I have neon and blue tetras in my 30 gallon sorority tank, and I have never had any of my bettas eat them. This is the first time I ever heard of that happening.


----------



## garigou56 (Apr 21, 2012)

Bombalurina said:


> Is he definitely hunting down and eating live tetras? Have you seen him? The only reason I'm sceptical is that tetras are very fast, and bettas are not.


yea but they're still babies and yea both my mom and i have seen him go after the tetras


----------



## garigou56 (Apr 21, 2012)

tpocicat said:


> I have neon and blue tetras in my 30 gallon sorority tank, and I have never had any of my bettas eat them. This is the first time I ever heard of that happening.

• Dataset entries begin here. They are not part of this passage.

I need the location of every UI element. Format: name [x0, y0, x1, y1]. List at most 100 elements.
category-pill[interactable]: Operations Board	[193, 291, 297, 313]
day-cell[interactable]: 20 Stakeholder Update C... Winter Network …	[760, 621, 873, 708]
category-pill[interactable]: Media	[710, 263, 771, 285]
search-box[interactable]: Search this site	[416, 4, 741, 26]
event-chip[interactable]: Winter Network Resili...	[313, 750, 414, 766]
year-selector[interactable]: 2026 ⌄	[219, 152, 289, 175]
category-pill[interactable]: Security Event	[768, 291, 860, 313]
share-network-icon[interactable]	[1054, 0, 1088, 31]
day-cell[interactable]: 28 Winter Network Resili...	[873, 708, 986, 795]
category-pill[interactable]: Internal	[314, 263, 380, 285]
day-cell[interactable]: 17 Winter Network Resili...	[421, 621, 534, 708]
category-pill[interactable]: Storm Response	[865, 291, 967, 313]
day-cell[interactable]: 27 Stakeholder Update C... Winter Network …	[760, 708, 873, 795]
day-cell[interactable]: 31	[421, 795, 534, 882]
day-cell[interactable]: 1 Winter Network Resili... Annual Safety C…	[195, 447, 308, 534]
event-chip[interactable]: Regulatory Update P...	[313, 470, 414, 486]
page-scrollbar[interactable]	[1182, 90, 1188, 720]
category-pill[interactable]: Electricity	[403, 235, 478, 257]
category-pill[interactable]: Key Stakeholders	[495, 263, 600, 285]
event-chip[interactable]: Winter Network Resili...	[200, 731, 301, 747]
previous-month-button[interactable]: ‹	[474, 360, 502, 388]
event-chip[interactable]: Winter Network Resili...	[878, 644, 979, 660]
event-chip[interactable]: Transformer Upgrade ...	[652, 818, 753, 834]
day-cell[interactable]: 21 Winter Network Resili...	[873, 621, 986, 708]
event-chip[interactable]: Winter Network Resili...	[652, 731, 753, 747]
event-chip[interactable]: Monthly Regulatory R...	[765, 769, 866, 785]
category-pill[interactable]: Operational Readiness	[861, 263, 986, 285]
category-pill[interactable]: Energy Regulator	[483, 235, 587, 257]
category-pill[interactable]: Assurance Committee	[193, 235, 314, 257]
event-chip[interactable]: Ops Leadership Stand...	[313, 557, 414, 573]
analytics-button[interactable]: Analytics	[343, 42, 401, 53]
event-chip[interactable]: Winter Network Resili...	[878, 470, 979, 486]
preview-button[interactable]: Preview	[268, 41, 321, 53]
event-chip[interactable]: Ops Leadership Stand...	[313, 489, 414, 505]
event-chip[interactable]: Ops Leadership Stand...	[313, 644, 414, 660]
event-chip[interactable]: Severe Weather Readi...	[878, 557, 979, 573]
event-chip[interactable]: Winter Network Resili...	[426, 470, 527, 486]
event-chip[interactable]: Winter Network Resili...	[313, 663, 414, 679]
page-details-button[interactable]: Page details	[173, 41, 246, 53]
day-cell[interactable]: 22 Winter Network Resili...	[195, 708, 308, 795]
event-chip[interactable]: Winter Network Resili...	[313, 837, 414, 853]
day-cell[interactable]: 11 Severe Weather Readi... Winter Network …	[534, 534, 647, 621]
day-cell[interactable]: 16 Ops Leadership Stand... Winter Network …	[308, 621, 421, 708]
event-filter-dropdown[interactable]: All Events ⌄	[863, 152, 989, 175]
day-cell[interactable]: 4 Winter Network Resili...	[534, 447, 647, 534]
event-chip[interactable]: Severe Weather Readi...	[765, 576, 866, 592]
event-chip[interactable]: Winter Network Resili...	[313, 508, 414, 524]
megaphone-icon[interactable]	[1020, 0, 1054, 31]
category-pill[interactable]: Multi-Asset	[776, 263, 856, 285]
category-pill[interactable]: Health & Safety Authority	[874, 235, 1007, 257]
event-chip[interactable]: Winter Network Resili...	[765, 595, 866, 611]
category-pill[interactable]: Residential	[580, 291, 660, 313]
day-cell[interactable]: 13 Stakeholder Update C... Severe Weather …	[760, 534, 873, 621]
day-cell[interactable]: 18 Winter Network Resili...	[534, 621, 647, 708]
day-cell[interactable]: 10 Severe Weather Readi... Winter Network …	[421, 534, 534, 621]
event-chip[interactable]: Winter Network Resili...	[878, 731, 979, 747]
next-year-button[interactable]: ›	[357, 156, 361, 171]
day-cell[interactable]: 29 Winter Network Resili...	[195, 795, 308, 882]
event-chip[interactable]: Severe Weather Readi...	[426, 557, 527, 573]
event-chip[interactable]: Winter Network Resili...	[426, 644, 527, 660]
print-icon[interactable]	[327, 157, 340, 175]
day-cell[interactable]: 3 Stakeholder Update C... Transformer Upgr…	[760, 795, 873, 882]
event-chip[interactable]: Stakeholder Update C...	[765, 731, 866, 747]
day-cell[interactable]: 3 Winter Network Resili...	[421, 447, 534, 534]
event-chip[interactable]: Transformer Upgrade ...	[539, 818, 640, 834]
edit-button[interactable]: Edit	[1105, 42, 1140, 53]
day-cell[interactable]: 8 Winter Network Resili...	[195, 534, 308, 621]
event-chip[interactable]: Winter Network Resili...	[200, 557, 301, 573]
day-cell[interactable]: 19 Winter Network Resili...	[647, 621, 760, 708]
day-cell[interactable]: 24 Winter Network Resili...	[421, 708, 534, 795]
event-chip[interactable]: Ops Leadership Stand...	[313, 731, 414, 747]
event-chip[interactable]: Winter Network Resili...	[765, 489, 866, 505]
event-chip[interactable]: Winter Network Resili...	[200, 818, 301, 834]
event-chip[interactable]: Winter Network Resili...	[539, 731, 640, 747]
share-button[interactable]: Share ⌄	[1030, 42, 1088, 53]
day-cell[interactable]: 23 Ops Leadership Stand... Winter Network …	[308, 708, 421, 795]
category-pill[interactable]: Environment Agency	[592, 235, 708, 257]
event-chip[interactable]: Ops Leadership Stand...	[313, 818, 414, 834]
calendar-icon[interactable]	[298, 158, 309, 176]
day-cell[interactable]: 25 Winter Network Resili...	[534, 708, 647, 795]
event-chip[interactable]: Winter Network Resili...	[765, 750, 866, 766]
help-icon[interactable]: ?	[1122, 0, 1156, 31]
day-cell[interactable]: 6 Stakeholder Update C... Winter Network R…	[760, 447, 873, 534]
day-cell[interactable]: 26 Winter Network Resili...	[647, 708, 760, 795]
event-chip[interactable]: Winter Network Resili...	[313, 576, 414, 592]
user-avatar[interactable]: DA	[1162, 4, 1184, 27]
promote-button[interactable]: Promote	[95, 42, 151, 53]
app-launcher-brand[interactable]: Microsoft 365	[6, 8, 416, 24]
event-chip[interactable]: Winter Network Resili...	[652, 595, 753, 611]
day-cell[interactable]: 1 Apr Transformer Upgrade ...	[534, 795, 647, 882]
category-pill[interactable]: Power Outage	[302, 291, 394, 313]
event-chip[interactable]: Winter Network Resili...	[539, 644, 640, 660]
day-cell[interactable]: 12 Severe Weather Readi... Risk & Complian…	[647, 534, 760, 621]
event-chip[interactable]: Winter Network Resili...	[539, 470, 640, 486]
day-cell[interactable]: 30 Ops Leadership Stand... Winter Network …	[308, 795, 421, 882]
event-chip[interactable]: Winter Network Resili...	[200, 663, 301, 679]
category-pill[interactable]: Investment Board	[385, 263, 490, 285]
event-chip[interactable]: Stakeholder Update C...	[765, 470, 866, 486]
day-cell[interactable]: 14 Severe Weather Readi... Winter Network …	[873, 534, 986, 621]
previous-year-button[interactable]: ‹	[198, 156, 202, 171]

oh great maybe its just my betta that has attitude. he usually flares when another fish is around him when he's eating


----------



## Sena Hansler (Aug 24, 2011)

most bigger fish will chase after baby fish - they are small enough to be eaten, and provide them with a nutritious snack :lol: THAT is very VERY common.

I suggest adding tons of floating plants, and tall plants. This may help.


----------



## Pogthefish (Mar 24, 2012)

my tetras are the same size as some of my female bettas and not a whole lot smaller, and I have alot of plants ut they STILL ate them


----------



## Sena Hansler (Aug 24, 2011)

:lol: they tend to be so persistent!


----------



## gbose (Dec 2, 2010)

take your tetras out - it isn't nice to keep them locked in with a carnivore. Think lions and Christians....

GBose


----------



## garigou56 (Apr 21, 2012)

gbose said:


> take your tetras out - it isn't nice to keep them locked in with a carnivore. Think lions and Christians....
> 
> GBose


lol yea don't worry i took them out as soon as my betta started snapping its jaws at them


----------



## dramaqueen (Jul 7, 2008)

We had a community tank years ago and had a betta that ate several neon tetras. My mom caught him munching the tetras and my dad flushed the betta. We didn't know any better back then. I was around 10 years old at the time.


----------



## lelei (Apr 30, 2012)

Oh boy..i thought it was safefor bettas and tetras to b housed together..providing the tank wzs big enough..right??..hmm there goes that idea.


----------